Sunday, 21 October 2018, 5.00 pm - 8.00 pm with breaks,
Tschajka (Institute of Slavic Studies basement, Domstraße 9/10)

FOCUS: Serbia and Croatia
„Generation ’68“ (Croatia 2016, 85 min, Croatian with Engl. subtitles, Director: Nenad Puhovski)
Homage to a generation. The creator still shares the youthful enthusiasm of his generation, and he nurtures the idea of a revolution that will change the world. A revolution that remains “realistic and demands the impossible”. The Croatian film poses the question: how did the events of the era affect ordinary lives and society, and it shows what later generations can do with this legacy.
„The other line“ (Serbia 2016, 108 min, Serbian with Engl. subtitles, Director: Nenad Milošević)
Why were the most creative and progressive artists in Yugoslavia silenced? Why are they still silenced today? The answers presented in this film are the results of ten years of hard work. They show us the exceptional avant-garde art scene of Novi Sad (concept art, experimental music, poetry) which emerged during the late 1960s and 1970s as a cultural melting pot of innovative Yugoslav nonconformist culture.

Tuesday, 23 October 2018, 6.00 pm - 10.00 pm with breaks,
Universität Greifswald, (Ernst-Lohmeyer-Platz 3, Seminarraum 2.06)

FOCUS: Czech Republic
„Footprints in the Snow“ (Slovakia/Czech Republic 2015, 53 min, Czech with Engl. subtitles, Director: Slavomír Zrebný)
Harmless tourists or enemies of the system? The documentary is an exciting inquiry into how forbidden literature was smuggled to Czechoslovakia under the communist dictator­ship. Why did people put their own freedom at risk in order to help preserve the inner freedom of others?
Seminar discussion
„Vynil Generation“ (Czech Republic/USA 2016, 72 min, Czech with Engl. subtitles, Director: Keith Jones)
In 1980s communist Czechoslovakia an emerging generation took inspiration from alternative culture, including punk rock and the neo-avantgarde, to create their own worldview, politics, and, eventually, a revolution leading to regime change. 25 years later, this unique generational perspective, more relevant than ever, is explored for the first time.

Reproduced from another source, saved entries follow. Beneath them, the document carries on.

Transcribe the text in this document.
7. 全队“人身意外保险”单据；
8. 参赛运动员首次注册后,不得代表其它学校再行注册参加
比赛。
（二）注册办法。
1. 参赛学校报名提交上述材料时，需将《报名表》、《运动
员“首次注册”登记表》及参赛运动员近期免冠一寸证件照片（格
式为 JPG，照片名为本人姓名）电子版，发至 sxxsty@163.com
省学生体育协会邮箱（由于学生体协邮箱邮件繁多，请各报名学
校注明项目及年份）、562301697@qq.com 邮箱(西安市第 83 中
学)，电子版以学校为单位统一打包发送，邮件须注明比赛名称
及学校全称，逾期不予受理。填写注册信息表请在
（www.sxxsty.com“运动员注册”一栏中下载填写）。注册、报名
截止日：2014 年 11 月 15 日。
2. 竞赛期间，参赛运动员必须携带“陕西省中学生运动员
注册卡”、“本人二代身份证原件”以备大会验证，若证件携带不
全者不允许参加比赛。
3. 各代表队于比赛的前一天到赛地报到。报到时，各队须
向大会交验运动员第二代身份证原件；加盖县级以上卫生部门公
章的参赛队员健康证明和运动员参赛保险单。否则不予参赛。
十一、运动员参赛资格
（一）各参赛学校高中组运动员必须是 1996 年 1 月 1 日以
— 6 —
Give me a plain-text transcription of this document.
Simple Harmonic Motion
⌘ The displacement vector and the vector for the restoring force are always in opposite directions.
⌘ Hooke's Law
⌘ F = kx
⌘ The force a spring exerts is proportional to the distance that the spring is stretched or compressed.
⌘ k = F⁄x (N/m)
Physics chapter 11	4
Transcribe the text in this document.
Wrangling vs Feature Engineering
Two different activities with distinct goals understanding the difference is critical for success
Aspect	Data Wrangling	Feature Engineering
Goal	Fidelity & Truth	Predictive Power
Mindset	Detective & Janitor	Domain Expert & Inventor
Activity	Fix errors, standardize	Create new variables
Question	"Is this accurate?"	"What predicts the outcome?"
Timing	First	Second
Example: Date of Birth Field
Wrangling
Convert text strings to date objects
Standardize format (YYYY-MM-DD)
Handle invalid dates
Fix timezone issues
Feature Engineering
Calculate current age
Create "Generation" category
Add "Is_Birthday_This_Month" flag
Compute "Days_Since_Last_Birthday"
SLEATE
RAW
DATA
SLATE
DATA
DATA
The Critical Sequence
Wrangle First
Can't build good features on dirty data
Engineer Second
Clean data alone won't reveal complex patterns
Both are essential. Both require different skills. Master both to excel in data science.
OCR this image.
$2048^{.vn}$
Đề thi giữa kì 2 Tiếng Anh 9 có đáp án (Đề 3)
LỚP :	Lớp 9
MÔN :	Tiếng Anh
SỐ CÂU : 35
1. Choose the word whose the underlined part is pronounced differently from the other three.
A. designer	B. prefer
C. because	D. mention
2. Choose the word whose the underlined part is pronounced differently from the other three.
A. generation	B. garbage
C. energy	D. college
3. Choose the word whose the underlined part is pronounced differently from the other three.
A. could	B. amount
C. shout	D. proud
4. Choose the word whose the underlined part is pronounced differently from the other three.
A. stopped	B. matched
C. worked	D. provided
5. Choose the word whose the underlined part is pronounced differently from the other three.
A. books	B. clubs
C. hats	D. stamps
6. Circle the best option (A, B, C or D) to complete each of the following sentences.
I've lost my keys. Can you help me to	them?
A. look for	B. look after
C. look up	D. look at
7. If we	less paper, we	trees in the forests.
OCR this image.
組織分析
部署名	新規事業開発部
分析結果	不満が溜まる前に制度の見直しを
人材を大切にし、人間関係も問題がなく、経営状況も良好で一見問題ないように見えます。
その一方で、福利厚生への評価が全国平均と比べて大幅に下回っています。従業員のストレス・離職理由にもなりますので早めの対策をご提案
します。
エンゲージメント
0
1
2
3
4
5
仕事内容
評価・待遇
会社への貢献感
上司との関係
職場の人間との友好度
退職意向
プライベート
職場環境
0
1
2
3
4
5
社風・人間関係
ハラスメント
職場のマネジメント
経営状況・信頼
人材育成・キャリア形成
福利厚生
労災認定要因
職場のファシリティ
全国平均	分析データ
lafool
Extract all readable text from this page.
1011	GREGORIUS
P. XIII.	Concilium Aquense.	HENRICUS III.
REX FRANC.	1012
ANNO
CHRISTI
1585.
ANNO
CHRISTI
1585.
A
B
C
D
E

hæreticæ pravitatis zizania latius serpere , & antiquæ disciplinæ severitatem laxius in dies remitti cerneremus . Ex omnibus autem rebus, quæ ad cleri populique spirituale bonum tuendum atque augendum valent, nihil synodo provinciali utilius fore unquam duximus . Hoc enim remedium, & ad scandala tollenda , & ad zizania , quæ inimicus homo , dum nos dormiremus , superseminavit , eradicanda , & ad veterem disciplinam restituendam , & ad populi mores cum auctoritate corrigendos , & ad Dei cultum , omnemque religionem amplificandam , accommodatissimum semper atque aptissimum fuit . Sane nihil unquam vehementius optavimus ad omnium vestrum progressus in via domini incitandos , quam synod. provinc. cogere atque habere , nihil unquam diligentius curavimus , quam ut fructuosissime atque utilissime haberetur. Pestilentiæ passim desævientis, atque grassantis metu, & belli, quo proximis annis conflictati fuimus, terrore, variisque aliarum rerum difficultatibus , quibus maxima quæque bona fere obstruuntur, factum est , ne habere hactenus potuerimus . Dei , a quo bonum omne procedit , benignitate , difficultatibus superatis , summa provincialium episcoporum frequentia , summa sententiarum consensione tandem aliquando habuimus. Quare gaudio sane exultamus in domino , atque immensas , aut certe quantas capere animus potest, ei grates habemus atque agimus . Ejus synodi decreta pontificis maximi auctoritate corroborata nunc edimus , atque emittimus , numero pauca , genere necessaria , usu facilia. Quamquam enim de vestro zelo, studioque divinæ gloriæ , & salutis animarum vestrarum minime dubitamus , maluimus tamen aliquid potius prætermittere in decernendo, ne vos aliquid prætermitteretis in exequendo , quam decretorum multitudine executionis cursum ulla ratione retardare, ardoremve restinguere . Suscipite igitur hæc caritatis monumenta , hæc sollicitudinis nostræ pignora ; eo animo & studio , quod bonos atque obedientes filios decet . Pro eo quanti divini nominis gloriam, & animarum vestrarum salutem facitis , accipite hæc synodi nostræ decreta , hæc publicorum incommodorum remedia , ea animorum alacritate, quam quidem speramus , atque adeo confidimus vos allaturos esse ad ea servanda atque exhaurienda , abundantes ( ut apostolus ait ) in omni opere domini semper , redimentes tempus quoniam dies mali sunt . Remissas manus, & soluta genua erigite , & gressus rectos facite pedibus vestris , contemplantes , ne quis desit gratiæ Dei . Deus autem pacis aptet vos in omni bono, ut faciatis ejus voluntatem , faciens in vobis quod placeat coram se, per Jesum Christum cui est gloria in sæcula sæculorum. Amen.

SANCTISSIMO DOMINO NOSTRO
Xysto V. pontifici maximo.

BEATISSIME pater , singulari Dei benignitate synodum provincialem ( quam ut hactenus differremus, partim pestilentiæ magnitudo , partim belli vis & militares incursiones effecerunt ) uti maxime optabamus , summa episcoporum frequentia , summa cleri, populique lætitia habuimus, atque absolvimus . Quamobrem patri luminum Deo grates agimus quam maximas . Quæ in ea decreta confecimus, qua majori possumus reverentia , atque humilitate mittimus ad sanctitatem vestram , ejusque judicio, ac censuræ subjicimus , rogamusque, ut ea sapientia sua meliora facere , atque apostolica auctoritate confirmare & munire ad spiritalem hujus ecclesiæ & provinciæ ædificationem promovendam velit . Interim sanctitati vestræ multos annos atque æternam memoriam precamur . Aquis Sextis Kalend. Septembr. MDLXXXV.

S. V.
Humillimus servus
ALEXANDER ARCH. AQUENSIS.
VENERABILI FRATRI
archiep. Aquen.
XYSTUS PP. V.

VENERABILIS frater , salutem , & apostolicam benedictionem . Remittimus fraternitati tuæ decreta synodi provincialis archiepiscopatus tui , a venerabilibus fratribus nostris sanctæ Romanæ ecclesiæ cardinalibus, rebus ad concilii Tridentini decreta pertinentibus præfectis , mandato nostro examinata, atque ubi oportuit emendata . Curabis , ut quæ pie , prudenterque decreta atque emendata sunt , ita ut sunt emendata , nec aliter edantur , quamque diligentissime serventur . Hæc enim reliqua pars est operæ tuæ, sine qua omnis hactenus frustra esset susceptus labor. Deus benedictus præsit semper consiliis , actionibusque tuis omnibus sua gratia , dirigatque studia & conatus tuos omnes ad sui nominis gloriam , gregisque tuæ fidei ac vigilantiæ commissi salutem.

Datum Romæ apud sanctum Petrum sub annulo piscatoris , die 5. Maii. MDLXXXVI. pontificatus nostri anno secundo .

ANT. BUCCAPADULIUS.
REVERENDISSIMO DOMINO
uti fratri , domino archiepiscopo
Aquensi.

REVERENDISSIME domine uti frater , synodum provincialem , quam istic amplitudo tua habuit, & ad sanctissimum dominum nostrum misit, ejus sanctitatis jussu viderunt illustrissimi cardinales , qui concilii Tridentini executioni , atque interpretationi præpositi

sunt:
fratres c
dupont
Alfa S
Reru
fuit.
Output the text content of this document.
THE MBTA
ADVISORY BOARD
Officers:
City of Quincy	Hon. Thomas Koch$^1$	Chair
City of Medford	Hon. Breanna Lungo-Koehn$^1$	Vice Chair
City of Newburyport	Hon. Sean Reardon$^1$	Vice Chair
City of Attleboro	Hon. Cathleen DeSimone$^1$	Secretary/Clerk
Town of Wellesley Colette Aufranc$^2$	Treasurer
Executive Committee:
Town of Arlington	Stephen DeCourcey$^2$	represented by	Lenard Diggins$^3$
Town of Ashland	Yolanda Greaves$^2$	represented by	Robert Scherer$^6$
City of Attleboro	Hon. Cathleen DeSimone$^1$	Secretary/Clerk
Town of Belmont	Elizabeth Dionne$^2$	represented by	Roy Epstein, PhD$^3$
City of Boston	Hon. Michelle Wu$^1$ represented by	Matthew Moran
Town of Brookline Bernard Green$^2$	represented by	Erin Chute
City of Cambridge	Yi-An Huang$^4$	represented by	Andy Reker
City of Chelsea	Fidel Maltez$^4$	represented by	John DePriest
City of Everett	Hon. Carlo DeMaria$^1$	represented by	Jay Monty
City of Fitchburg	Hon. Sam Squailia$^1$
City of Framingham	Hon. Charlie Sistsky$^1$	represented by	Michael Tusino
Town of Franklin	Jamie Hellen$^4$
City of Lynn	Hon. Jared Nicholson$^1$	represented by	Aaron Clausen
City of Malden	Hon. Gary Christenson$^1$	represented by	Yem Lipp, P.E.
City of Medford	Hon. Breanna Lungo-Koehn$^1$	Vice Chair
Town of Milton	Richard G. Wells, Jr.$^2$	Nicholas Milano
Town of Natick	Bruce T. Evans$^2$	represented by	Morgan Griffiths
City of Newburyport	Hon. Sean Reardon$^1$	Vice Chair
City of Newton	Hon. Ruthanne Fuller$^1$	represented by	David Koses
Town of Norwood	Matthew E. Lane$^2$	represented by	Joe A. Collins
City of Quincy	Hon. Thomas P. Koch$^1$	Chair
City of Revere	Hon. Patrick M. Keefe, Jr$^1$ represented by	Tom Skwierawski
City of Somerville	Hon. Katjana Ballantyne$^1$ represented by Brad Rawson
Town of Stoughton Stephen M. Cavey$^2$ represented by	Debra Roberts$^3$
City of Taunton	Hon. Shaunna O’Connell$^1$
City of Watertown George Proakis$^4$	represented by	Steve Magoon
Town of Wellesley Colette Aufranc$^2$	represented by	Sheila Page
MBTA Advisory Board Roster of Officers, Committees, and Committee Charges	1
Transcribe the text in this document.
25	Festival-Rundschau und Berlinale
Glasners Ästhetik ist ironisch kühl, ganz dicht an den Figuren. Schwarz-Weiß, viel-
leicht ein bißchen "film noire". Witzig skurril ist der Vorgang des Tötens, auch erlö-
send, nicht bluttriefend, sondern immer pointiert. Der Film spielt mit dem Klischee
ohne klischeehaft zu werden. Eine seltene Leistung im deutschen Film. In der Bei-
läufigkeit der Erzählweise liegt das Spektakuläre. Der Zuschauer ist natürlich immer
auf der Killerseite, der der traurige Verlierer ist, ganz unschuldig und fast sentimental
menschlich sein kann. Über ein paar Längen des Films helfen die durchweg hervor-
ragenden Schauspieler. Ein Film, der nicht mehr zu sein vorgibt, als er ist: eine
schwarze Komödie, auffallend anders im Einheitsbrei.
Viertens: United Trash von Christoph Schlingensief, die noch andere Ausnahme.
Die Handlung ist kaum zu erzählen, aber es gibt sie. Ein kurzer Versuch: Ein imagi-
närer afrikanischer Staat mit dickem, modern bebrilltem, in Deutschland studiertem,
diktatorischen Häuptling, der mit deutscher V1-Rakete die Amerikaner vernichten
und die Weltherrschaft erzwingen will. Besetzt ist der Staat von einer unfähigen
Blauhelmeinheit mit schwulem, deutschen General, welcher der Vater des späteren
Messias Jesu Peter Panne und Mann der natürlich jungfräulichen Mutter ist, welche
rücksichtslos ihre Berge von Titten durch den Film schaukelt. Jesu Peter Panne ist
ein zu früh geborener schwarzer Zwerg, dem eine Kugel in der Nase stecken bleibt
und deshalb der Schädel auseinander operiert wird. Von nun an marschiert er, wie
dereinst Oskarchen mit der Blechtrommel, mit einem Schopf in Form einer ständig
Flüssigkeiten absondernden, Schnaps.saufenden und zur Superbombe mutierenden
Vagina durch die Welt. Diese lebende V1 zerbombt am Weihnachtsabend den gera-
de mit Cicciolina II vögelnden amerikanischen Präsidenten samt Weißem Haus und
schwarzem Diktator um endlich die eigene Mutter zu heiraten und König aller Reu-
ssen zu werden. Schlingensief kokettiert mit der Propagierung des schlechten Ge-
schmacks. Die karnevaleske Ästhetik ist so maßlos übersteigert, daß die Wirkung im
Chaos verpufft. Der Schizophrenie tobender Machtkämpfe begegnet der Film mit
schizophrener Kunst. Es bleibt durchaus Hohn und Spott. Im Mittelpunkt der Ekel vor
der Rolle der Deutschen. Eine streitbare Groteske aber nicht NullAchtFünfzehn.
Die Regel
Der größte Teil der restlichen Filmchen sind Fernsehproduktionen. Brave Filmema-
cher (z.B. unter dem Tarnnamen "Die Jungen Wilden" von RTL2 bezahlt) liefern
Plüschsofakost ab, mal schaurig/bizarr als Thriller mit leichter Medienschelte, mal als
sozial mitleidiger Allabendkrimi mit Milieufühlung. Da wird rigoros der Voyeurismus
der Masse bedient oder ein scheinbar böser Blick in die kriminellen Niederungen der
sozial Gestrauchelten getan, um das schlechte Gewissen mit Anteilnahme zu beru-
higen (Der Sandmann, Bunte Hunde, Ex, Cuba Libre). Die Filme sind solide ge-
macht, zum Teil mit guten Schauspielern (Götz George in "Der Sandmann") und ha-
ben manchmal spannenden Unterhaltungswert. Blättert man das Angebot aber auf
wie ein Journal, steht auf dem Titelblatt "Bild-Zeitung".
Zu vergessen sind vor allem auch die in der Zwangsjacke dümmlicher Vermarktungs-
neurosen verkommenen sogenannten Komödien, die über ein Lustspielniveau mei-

Wednesday, 24 October 2018, 6.00 pm - 8.30 pm,
Alfried Krupp Wissenschafts­kolleg Greifswald (Martin-Luther-Straße 14)

Closing event
„‚I’ve always been free‘: Women and communist totality in Czechoslovakia“ Lecture of Jan Černík, Ph. D. (Olomouc)
„Olga“ (Czech Republic 2014, 84 min, Czech with Engl. subtitles, Director: Miroslav Janek)
The police couldn’t break her, the castle didn’t change her: the remarkable story of Václav Havel’s reluctant first lady. Olga was a key intellectual in the 1950s and 1960s, who read his husband’s texts with a critical eye, and supported him in the hardest times. The documentary sheds light on the era in which Olga lived and on Olga herself presenting her highly original thoughts and memorable way of speaking.